Sebagai informasi, lembaga ini turut memberikan dukungan langsung terhadap pengembangan sistem militer canggih Israel. Termasuk kecerdasan buatan, drone, sistem pelacakan elektronik, komunikasi terenkripsi, hingga riset energi terarah dan aplikasi nuklir.
Berdiri pada 1934 oleh Chaim Weizmann di bawah nama Daniel Seif Research Institute, lembaga ini kemudian berubah namanya pada 1949. Dengan tujuan menghormati pendirinya, yang juga menjadi Presiden pertama Israel.
Institut Sains Weizmann menerima dukungan pendanaan besar dari pemerintah Israel dan berbagai lembaga internasional.
Selain menjadi pusat unggulan untuk riset domestik, lembaga ini juga merupakan tempat kolaborasi ilmiah global. Yang mencakup proyek bersama dengan universitas dan institusi dari Eropa, Amerika Serikat, dan Asia.
Kini, institut tersebut memiliki lebih dari 2.500 peneliti dan staf, puluhan laboratorium canggih, fasilitas kuliah, perumahan, serta perpustakaan ilmiah besar.
Peran akademik tersebut dengan kontribusi signifikan dalam hal pertahanan, termasuk pengembangan kecerdasan buatan untuk analisis data dan panduan tempur.

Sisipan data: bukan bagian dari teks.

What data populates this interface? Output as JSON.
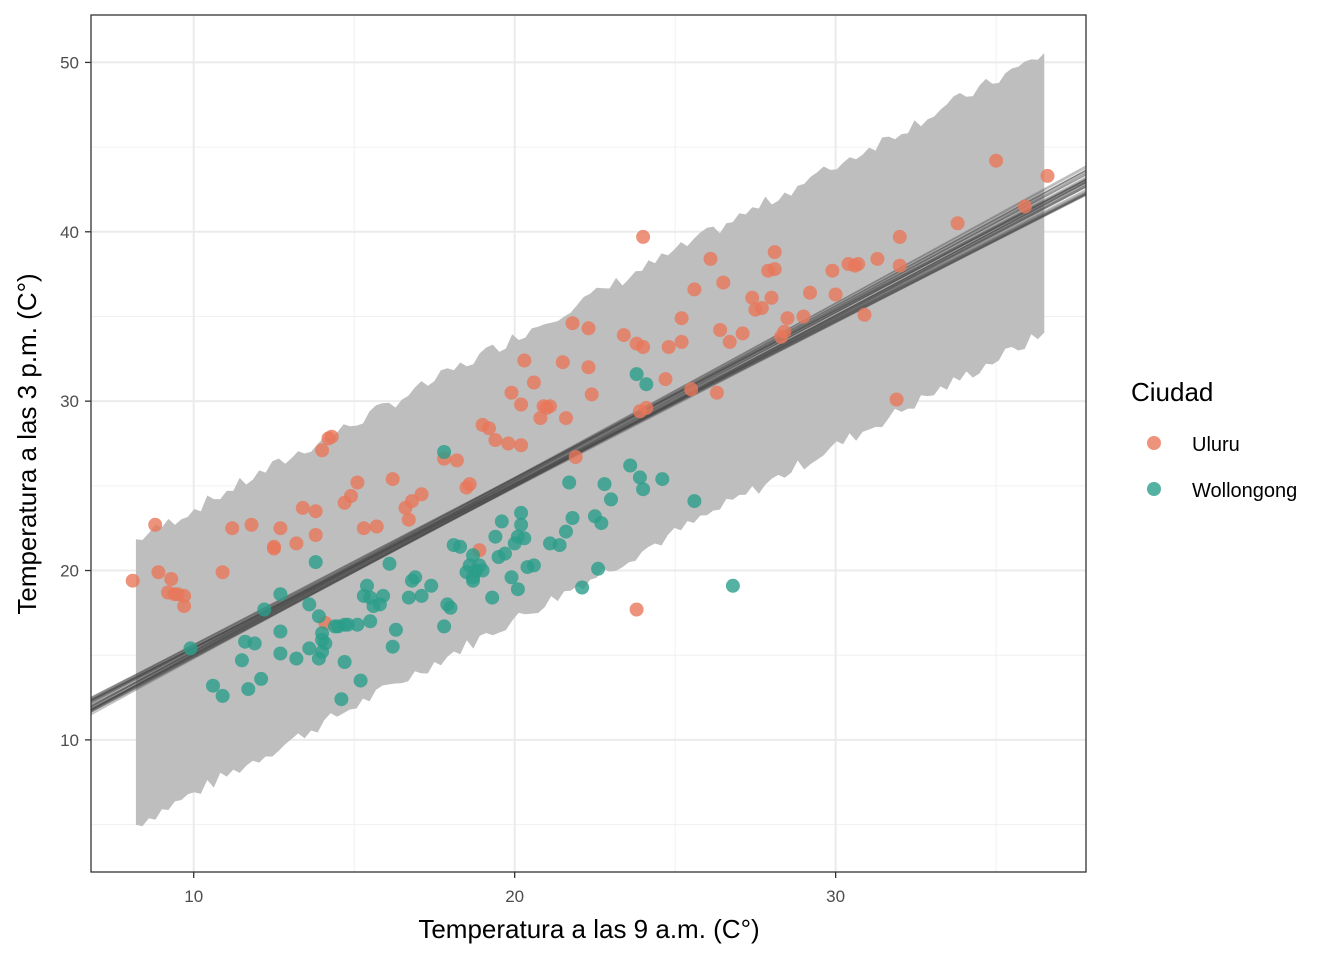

Kemudian teknologi drone dan sistem otonom, sistem pelacakan elektronik dan pengacau sinyal, sistem navigasi alternatif pengganti GPS. Lalu, komunikasi terenkripsi dalam zona konflik, riset energi terarah dan aplikasi nuklir, serta metode perawatan lapangan untuk tentara yang terluka. (*)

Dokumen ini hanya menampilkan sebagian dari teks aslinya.